Витька опять говорил убедительно, и Санька опять начинал с ним соглашаться. Он не мог, не знал, как возразить, что ответить? Он только чувствовал, что не надо. Но Витька, но Витька шёл, как танк, и остановить его было крайне трудно.
— Всё, сажусь сегодня же отвечать! Надо сходить и поговорить с библиотекаршей, может, у нее найдется ещё какое-нибудь письмо. Лидка скоро влюбится, скоро сама напросится на свидание, и тогда мы её с Володей познакомим. Эх, жалко, что библиотека уже не работает. Ладно, к Лыче схожу, он со многими девушками переписывается. Он может научить.
Лыча был не только Витькиным знакомым, но и соседом по двору. С Лычей они ездили на каникулы во Владивосток, и за три часа маленького путешествия Петька Лычев успевал перезнакомиться со всеми девушками в вагоне.
— Он может, — радостно захлёбывался Витька. – Знаешь, как у него всё здорово получается. Знаешь, как его девушки любят. Он к ним подойдёт, скажет два волшебных слова и всё, они в него влюблены, и он у них только адреса и фотографии берёт. У него этих фотокарточек целый альбом. Девушки все красивые, как киноактрисы. Вот жаль, его сегодня нет. Наверно, в увольнении.

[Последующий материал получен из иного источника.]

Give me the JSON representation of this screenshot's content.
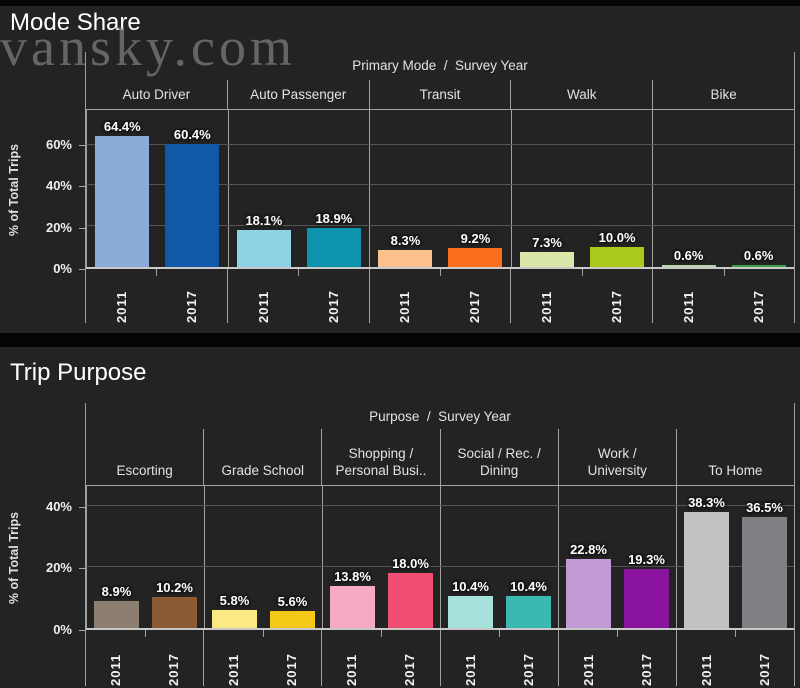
{
  "watermark": "vansky.com",
  "colors": {
    "background": "#232323",
    "separator": "#050505",
    "axis_line": "#c9c9c9",
    "gridline": "#545454",
    "pane_divider": "#a0a0a0",
    "label_text": "#ffffff"
  },
  "chart_data": [
    {
      "type": "bar",
      "title": "Mode Share",
      "col_header": "Primary Mode  /  Survey Year",
      "ylabel": "% of Total Trips",
      "ytick_labels": [
        "0%",
        "20%",
        "40%",
        "60%"
      ],
      "ylim": [
        0,
        77
      ],
      "grid": true,
      "legend": "none",
      "categories": [
        "Auto Driver",
        "Auto Passenger",
        "Transit",
        "Walk",
        "Bike"
      ],
      "series": [
        {
          "name": "2011",
          "values": [
            64.4,
            18.1,
            8.3,
            7.3,
            0.6
          ]
        },
        {
          "name": "2017",
          "values": [
            60.4,
            18.9,
            9.2,
            10.0,
            0.6
          ]
        }
      ],
      "bar_labels": [
        [
          "64.4%",
          "60.4%"
        ],
        [
          "18.1%",
          "18.9%"
        ],
        [
          "8.3%",
          "9.2%"
        ],
        [
          "7.3%",
          "10.0%"
        ],
        [
          "0.6%",
          "0.6%"
        ]
      ],
      "bar_colors": [
        [
          "#8cacd8",
          "#1158a8"
        ],
        [
          "#8fd1e5",
          "#0e93ac"
        ],
        [
          "#fbc08c",
          "#f96f1e"
        ],
        [
          "#d9e8a8",
          "#a9c91c"
        ],
        [
          "#b5d4ab",
          "#3da048"
        ]
      ]
    },
    {
      "type": "bar",
      "title": "Trip Purpose",
      "col_header": "Purpose  /  Survey Year",
      "ylabel": "% of Total Trips",
      "ytick_labels": [
        "0%",
        "20%",
        "40%"
      ],
      "ylim": [
        0,
        46.7
      ],
      "grid": true,
      "legend": "none",
      "categories": [
        "Escorting",
        "Grade School",
        "Shopping /\nPersonal Busi..",
        "Social / Rec. /\nDining",
        "Work /\nUniversity",
        "To Home"
      ],
      "series": [
        {
          "name": "2011",
          "values": [
            8.9,
            5.8,
            13.8,
            10.4,
            22.8,
            38.3
          ]
        },
        {
          "name": "2017",
          "values": [
            10.2,
            5.6,
            18.0,
            10.4,
            19.3,
            36.5
          ]
        }
      ],
      "bar_labels": [
        [
          "8.9%",
          "10.2%"
        ],
        [
          "5.8%",
          "5.6%"
        ],
        [
          "13.8%",
          "18.0%"
        ],
        [
          "10.4%",
          "10.4%"
        ],
        [
          "22.8%",
          "19.3%"
        ],
        [
          "38.3%",
          "36.5%"
        ]
      ],
      "bar_colors": [
        [
          "#8c7e70",
          "#8b5c33"
        ],
        [
          "#fbe983",
          "#f3c816"
        ],
        [
          "#f6a9c3",
          "#f24e74"
        ],
        [
          "#a7e1dc",
          "#3cb8b2"
        ],
        [
          "#c29bd6",
          "#8a149e"
        ],
        [
          "#c2c2c2",
          "#7f7f84"
        ]
      ]
    }
  ]
}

Но Лычу они увидели в кино. Петька сидел, развалясь, на предпоследнем месте второго ряда, где должна была сидеть седьмая рота. Шинель его была свёрнута и отогнута, как офицерская. Чёрные волосы коротко подстрижены и набриолинены, жидкие усики подстрижены. Лыча поглаживал то одну, то другую щёку, то вытягивал подбородок и гладил под ним кожу.

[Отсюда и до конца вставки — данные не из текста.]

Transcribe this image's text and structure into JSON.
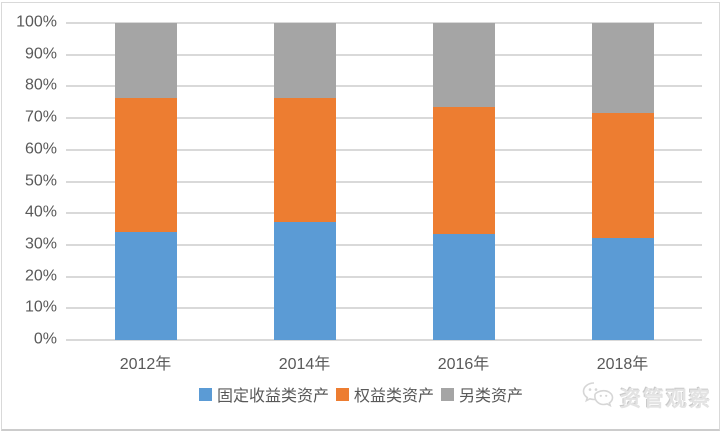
{
  "chart_data": {
    "type": "bar",
    "stacked": true,
    "percent_stacked": true,
    "title": "",
    "xlabel": "",
    "ylabel": "",
    "categories": [
      "2012年",
      "2014年",
      "2016年",
      "2018年"
    ],
    "series": [
      {
        "name": "固定收益类资产",
        "color": "#5B9BD5",
        "values": [
          34.0,
          37.3,
          33.4,
          32.3
        ]
      },
      {
        "name": "权益类资产",
        "color": "#ED7D31",
        "values": [
          42.5,
          39.0,
          40.0,
          39.3
        ]
      },
      {
        "name": "另类资产",
        "color": "#A5A5A5",
        "values": [
          23.5,
          23.7,
          26.6,
          28.4
        ]
      }
    ],
    "y_axis": {
      "min": 0,
      "max": 100,
      "step": 10,
      "tick_labels": [
        "0%",
        "10%",
        "20%",
        "30%",
        "40%",
        "50%",
        "60%",
        "70%",
        "80%",
        "90%",
        "100%"
      ]
    },
    "grid": true,
    "legend_position": "bottom"
  },
  "watermark": {
    "text": "资管观察",
    "icon": "wechat-icon"
  },
  "colors": {
    "gridline": "#D9D9D9",
    "axis_text": "#595959",
    "border": "#D9D9D9",
    "background": "#FFFFFF",
    "watermark_text": "#E3E3E3"
  }
}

— Ребята, давай сюда, — махнул рукой Лыча, увидев Витьку.
— А я думал, ты в увольнении, — удивился Витька.
— Не в увольнении, а в самоволке. Два шара по инглишу отхватил. Вон ротный Санеев пасёт, каждый час проверяет, чтоб в самво не ушёл. А я ему сказал, не уйду, значит не уйду. Не верит. Да если мне нужно будет, я ночью свалю или на неделе. Да и надоели они мне все.
— Кто, офицеры? – в Витькином голосе слышалась робость.

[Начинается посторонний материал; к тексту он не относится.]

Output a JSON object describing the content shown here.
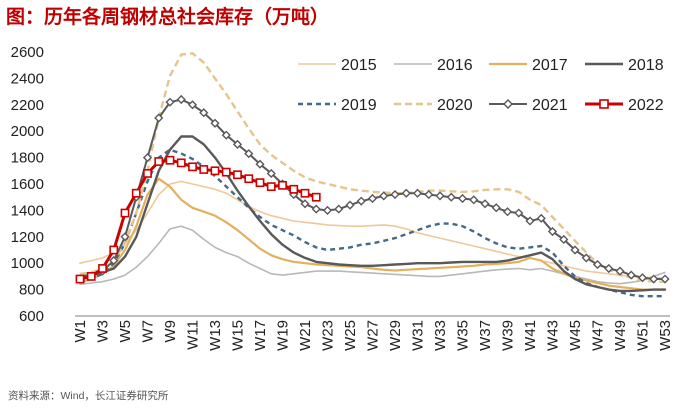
{
  "title": "图：历年各周钢材总社会库存（万吨）",
  "source": "资料来源：Wind，长江证券研究所",
  "chart_data": {
    "type": "line",
    "title": "历年各周钢材总社会库存（万吨）",
    "xlabel": "",
    "ylabel": "",
    "ylim": [
      600,
      2600
    ],
    "yticks": [
      600,
      800,
      1000,
      1200,
      1400,
      1600,
      1800,
      2000,
      2200,
      2400,
      2600
    ],
    "xticks": [
      "W1",
      "W3",
      "W5",
      "W7",
      "W9",
      "W11",
      "W13",
      "W15",
      "W17",
      "W19",
      "W21",
      "W23",
      "W25",
      "W27",
      "W29",
      "W31",
      "W33",
      "W35",
      "W37",
      "W39",
      "W41",
      "W43",
      "W45",
      "W47",
      "W49",
      "W51",
      "W53"
    ],
    "weeks": 53,
    "legend_position": "top-right",
    "series": [
      {
        "name": "2015",
        "color": "#f0c89a",
        "dash": "solid",
        "width": 1.6,
        "marker": "none",
        "values": [
          1000,
          1020,
          1040,
          1080,
          1150,
          1250,
          1380,
          1520,
          1600,
          1620,
          1600,
          1580,
          1560,
          1530,
          1480,
          1430,
          1390,
          1360,
          1340,
          1320,
          1310,
          1300,
          1290,
          1285,
          1280,
          1280,
          1285,
          1290,
          1280,
          1260,
          1230,
          1210,
          1190,
          1170,
          1150,
          1130,
          1110,
          1090,
          1070,
          1050,
          1040,
          1020,
          1000,
          980,
          960,
          940,
          930,
          920,
          910,
          900,
          895,
          890,
          885
        ]
      },
      {
        "name": "2016",
        "color": "#b8b8b8",
        "dash": "solid",
        "width": 1.6,
        "marker": "none",
        "values": [
          840,
          850,
          860,
          880,
          910,
          970,
          1050,
          1150,
          1260,
          1280,
          1250,
          1180,
          1120,
          1080,
          1050,
          1000,
          960,
          920,
          910,
          920,
          930,
          940,
          940,
          940,
          935,
          930,
          925,
          920,
          915,
          910,
          905,
          900,
          900,
          910,
          920,
          930,
          940,
          950,
          955,
          960,
          950,
          960,
          940,
          920,
          900,
          880,
          860,
          850,
          845,
          855,
          870,
          900,
          930
        ]
      },
      {
        "name": "2017",
        "color": "#e3b15d",
        "dash": "solid",
        "width": 2.2,
        "marker": "none",
        "values": [
          850,
          880,
          920,
          980,
          1100,
          1280,
          1520,
          1640,
          1580,
          1480,
          1420,
          1390,
          1360,
          1310,
          1250,
          1180,
          1110,
          1060,
          1030,
          1010,
          1000,
          990,
          985,
          980,
          975,
          970,
          960,
          950,
          945,
          950,
          955,
          960,
          965,
          970,
          975,
          980,
          990,
          995,
          1000,
          1010,
          1040,
          1020,
          960,
          920,
          890,
          870,
          850,
          830,
          820,
          810,
          800,
          800,
          800
        ]
      },
      {
        "name": "2018",
        "color": "#595959",
        "dash": "solid",
        "width": 2.4,
        "marker": "none",
        "values": [
          900,
          910,
          930,
          960,
          1050,
          1200,
          1450,
          1700,
          1860,
          1960,
          1960,
          1900,
          1800,
          1680,
          1550,
          1430,
          1320,
          1220,
          1140,
          1080,
          1040,
          1010,
          1000,
          990,
          985,
          980,
          980,
          985,
          990,
          995,
          1000,
          1000,
          1000,
          1005,
          1010,
          1010,
          1010,
          1010,
          1020,
          1040,
          1060,
          1080,
          1030,
          940,
          880,
          840,
          820,
          800,
          790,
          790,
          795,
          800,
          800
        ]
      },
      {
        "name": "2019",
        "color": "#44698c",
        "dash": "5,4",
        "width": 2.4,
        "marker": "none",
        "values": [
          860,
          880,
          920,
          1000,
          1150,
          1380,
          1620,
          1800,
          1860,
          1830,
          1790,
          1730,
          1660,
          1580,
          1500,
          1420,
          1350,
          1290,
          1250,
          1210,
          1160,
          1120,
          1100,
          1110,
          1120,
          1140,
          1150,
          1170,
          1190,
          1220,
          1250,
          1280,
          1300,
          1300,
          1280,
          1240,
          1190,
          1150,
          1120,
          1110,
          1120,
          1130,
          1080,
          980,
          900,
          850,
          820,
          800,
          780,
          760,
          750,
          750,
          750
        ]
      },
      {
        "name": "2020",
        "color": "#e3c58d",
        "dash": "7,4",
        "width": 2.4,
        "marker": "none",
        "values": [
          920,
          930,
          960,
          1020,
          1150,
          1380,
          1700,
          2100,
          2420,
          2580,
          2590,
          2520,
          2400,
          2280,
          2150,
          2020,
          1900,
          1820,
          1760,
          1700,
          1650,
          1620,
          1600,
          1580,
          1560,
          1550,
          1540,
          1535,
          1530,
          1530,
          1540,
          1550,
          1550,
          1545,
          1540,
          1545,
          1555,
          1560,
          1560,
          1540,
          1480,
          1440,
          1350,
          1260,
          1170,
          1080,
          1000,
          950,
          910,
          890,
          870,
          860,
          860
        ]
      },
      {
        "name": "2021",
        "color": "#595959",
        "dash": "solid",
        "width": 2.0,
        "marker": "diamond",
        "values": [
          880,
          900,
          940,
          1020,
          1200,
          1500,
          1800,
          2100,
          2220,
          2240,
          2200,
          2140,
          2060,
          1970,
          1900,
          1830,
          1750,
          1680,
          1600,
          1520,
          1450,
          1410,
          1400,
          1410,
          1440,
          1470,
          1490,
          1510,
          1520,
          1530,
          1530,
          1520,
          1510,
          1500,
          1490,
          1480,
          1450,
          1420,
          1390,
          1380,
          1320,
          1340,
          1240,
          1180,
          1100,
          1040,
          990,
          960,
          940,
          910,
          890,
          880,
          880
        ]
      },
      {
        "name": "2022",
        "color": "#cc0000",
        "dash": "solid",
        "width": 3.0,
        "marker": "square",
        "values": [
          880,
          900,
          960,
          1100,
          1380,
          1530,
          1680,
          1770,
          1780,
          1760,
          1730,
          1710,
          1700,
          1690,
          1670,
          1640,
          1610,
          1580,
          1590,
          1560,
          1530,
          1500
        ]
      }
    ]
  }
}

— Офицеры надоесть не могут. Кадеточки. Вот в воскресенье отдохну, а завтра от кого-нибудь опять письмо придёт.
— Лыча, помоги письмо девушке написать, — тихо попросил Витька и тут же оглянулся: не слышит ли кто.
Петька слегка улыбнувшись, посмотрел на Витьку.
— В седьмой роте девушка? Молодец! Хвалю! Наверно, хочешь, чтоб она влюбилась.
— Ну-у-у, — потянул Витька.
— Всё понял! Вопросов больше нет. Она блондинка, брюнетка, шатенка?